MapR does this already .. and well beyond just 2 files.  One can arrange things so that a boatload of files have all their replicas also placed on the same set of nodes, ie,  files A ... Z will have replica1 on node1, replica2 on node2, replica3 on node3. etc.  (nodes 1. 2 and 3 are picked by the system based on utilization and node-fullness).




On Wed, Dec 5, 2012 at 11:26 AM, Sigurd Spieckermann <sigurd.spieckermann@gmail.com> wrote:
Awesome! That's exactly what I'm looking for. Hadn't seen the JIRA. I hope this is coming soon!

Am 05.12.2012 18:58, schrieb Harsh J:

You are probably talking of
https://issues.apache.org/jira/browse/HDFS-2576 and similar JIRAs.
This feature isn't available in HDFS yet, but may arrive soon.

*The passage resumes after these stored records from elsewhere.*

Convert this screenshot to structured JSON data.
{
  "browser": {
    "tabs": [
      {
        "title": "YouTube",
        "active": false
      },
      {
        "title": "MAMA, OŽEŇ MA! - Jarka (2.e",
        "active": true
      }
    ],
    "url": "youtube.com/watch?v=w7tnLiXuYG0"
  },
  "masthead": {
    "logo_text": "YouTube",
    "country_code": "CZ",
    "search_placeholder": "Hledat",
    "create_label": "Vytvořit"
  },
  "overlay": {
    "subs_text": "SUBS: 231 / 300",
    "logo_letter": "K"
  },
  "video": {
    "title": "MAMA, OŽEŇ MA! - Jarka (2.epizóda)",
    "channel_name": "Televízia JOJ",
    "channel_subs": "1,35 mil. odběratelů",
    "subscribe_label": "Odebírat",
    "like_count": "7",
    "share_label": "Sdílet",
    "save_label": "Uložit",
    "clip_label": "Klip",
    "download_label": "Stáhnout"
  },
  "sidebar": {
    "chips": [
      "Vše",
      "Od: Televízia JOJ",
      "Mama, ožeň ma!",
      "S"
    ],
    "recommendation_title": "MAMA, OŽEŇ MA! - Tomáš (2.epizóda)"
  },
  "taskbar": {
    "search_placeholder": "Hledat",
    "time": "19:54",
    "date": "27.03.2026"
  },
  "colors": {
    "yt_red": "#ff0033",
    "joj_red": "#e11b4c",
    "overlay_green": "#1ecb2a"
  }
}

On Wed, Dec 5, 2012 at 11:23 PM, Sigurd Spieckermann
<sigurd.spieckermann@gmail.com> wrote:
Hi guys,

I have been wondering if there's a way (hack'ish would be okay too) to tell
Hadoop that two files shall be stored together at the same location(s). It
would benefit map-side join performance if it could be done somehow because
all map tasks would be able to read data from a local copy. Does anyone know
a way?

-Sigurd